Avec la Syrie, et sous la supervision de la communauté internationale, l’Arabie saoudite s’était longtemps partagé la direction du Liban, dans le cadre d’arrangements pragmatiques qui préservaient les intérêts des deux parties et de leurs relais. Les évènements qui se sont succédés, depuis l’assassinat de l’ancien Premier ministre Rafic Hariri jusqu’au début du soulèvement en Syrie, en passant par la guerre de 2006 avec Israël, ont déstabilisé ces arrangements, avant qu’ils ne s’effondrent totalement. L’Arabie saoudite se repliait, ouvrant la voie au Qatar de faire son entrée en scène, jusqu’à compléter les accords syro-saoudiens de Taëf par ceux, saoudo-iraniens, de Doha. Les divergences saoudo-qataries sur la Syrie et sur l’après-Assad, le forcing turc et celui des Frères Musulmans en direction de Damas, la retenue dont fait preuve le Hezbollah au Liban, voire son affaiblissement attendu, et la condamnation, politique, du régime alaouite syrien par les alliés internationaux de Riyad, ont vite fait de provoquer un retour en force des Saoudiens sur la scène libanaise. Un retour progressif, pragmatique, et prudent, sur une scène où les Saoudiens doivent encore organiser et gérer une cohabitation qui ne sera pas de tout repos, avec l’axe irano-Hezbollah.
Le chef des Renseignements saoudiens le prince Bandar Ben Sultan Ben Abdulaziz, qui semble avoir arraché le dossier syro-libanais au vice-Ministre des Affaires étrangères le prince Abdulaziz Ben Abdullah, sécurité nationale oblige, pensait même le moment propice à une contre-offensive brutale sur la scène libanaise, en proposant de nommer comme Premier ministre le DG sortant des Forces de Sécurité Intérieure le général Achraf Rifi, principal relais de l’appareil sécuritaire saoudien au Liban. La nomination à ce poste, à Riyad avant Beyrouth, du député Tammam Salam, suppose que la voie pragmatique, à Riyad et à Beyrouth, l’a finalement emporté sur le courant radical qu’incarne Bandar Ben Sultan. Ce dernier doit penser à une erreur de timing qui l’a empêché d’ouvrir, dès maintenant et avant la chute de Damas, la bataille de Beyrouth. Ses partenaires dans ce jeu extrême, notamment le chef druze Walid Joumblatt, doivent penser que le moment est surtout à la stabilisation de la scène libanaise et non à la provocation.
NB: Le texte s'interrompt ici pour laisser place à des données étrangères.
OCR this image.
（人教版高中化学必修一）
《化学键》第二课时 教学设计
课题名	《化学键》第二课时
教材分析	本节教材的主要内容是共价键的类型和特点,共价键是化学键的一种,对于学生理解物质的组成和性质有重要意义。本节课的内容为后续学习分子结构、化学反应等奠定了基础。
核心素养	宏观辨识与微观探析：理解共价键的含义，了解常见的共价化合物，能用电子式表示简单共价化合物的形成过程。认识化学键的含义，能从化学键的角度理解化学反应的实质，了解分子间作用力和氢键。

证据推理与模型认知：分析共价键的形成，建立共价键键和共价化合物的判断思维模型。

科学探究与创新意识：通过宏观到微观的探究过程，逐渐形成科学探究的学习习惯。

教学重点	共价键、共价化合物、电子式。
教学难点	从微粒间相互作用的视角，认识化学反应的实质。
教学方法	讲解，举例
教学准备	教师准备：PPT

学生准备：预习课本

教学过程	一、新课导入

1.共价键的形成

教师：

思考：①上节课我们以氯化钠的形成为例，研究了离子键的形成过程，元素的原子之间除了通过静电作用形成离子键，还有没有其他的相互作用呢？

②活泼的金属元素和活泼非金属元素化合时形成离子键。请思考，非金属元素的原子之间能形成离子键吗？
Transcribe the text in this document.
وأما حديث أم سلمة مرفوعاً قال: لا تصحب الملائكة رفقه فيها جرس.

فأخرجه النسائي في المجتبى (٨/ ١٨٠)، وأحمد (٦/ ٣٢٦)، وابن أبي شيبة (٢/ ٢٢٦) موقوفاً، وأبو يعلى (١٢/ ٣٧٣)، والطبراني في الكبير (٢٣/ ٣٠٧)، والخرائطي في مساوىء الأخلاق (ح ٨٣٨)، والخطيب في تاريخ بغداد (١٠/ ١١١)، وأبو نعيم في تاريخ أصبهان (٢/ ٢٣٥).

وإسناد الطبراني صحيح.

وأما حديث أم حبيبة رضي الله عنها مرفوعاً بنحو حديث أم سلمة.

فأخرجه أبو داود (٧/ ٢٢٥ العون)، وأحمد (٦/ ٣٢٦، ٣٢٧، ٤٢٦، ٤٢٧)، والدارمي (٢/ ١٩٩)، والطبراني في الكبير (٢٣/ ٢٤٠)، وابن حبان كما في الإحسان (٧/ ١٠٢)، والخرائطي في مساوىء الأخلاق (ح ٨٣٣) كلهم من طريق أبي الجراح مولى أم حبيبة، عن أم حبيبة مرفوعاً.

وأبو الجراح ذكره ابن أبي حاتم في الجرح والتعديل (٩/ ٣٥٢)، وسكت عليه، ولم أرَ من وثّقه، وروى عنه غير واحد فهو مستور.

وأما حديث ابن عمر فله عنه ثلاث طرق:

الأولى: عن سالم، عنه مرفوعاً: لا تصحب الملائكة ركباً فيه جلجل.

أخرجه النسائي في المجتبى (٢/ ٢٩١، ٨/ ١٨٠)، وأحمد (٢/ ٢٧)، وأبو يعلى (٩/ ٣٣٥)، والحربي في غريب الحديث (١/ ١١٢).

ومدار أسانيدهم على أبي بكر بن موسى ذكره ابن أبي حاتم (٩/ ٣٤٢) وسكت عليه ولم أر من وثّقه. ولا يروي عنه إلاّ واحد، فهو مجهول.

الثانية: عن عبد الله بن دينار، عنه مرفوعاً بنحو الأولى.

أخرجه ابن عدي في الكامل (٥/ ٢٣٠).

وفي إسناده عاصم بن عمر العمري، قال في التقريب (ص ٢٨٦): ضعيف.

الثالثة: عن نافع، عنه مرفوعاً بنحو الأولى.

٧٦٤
Le Hezbollah retrouve Joumblatt dans cette initiative, et tous deux vont, ensemble, à la rencontre du camp sunnite pro-saoudien et du Courant du Futur au sein duquel la tendance pragmatique (l’ex-Premier ministre et chef du bloc parlementaire du Courant du Futur Fouad Siniora, basé à Beyrouth) a pris le dessus sur la tendance radicale (l’ex-Premier ministre et du chef du Courant du Futur Saad Hariri, basé à Riyad, et tombé sous la coupe de Bandar Ben Sultan). Au sein du Hezbollah, un courant pragmatique, dominant, a permis de parvenir à ce nouveau compromis.
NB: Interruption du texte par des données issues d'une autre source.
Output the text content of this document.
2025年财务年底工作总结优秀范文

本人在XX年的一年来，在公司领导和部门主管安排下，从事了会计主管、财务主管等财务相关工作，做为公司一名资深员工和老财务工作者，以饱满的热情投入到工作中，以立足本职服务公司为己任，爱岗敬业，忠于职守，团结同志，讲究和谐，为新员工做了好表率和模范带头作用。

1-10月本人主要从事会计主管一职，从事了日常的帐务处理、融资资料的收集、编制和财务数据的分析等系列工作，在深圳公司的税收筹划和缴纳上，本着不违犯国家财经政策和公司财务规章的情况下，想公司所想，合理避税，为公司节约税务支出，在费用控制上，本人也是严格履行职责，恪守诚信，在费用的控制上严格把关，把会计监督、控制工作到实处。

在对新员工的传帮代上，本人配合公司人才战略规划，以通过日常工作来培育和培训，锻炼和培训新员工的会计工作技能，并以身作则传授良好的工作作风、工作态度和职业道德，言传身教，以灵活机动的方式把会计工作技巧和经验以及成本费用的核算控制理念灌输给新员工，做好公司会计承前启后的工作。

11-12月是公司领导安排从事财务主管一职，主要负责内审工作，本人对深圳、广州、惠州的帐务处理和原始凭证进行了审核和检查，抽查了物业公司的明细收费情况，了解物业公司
De tels arrangements interlibanais, encouragés par des parties régionales (Arabie saoudite, Iran), ont une durée de vie très limitée. Ils ont besoin d’être consolidés pour garantir une stabilité durable. Aujourd’hui, cela semble plus qu’incertain, d’autant que les garanties internationales manquent toujours, et que les évolutions syriennes (les conséquences de la guerre sont imprévisibles, et ses implications sur le Liban tout autant) et régionales (tensions saoudo-iraniennes sur fond de tensions géopolitiques et confessionnelles) mettent une pression intenable sur de tels arrangements informels et par définition précaires. Le Liban est condamné à attendre, comme la Syrie, l’heure des grandes manœuvres russo-américaines.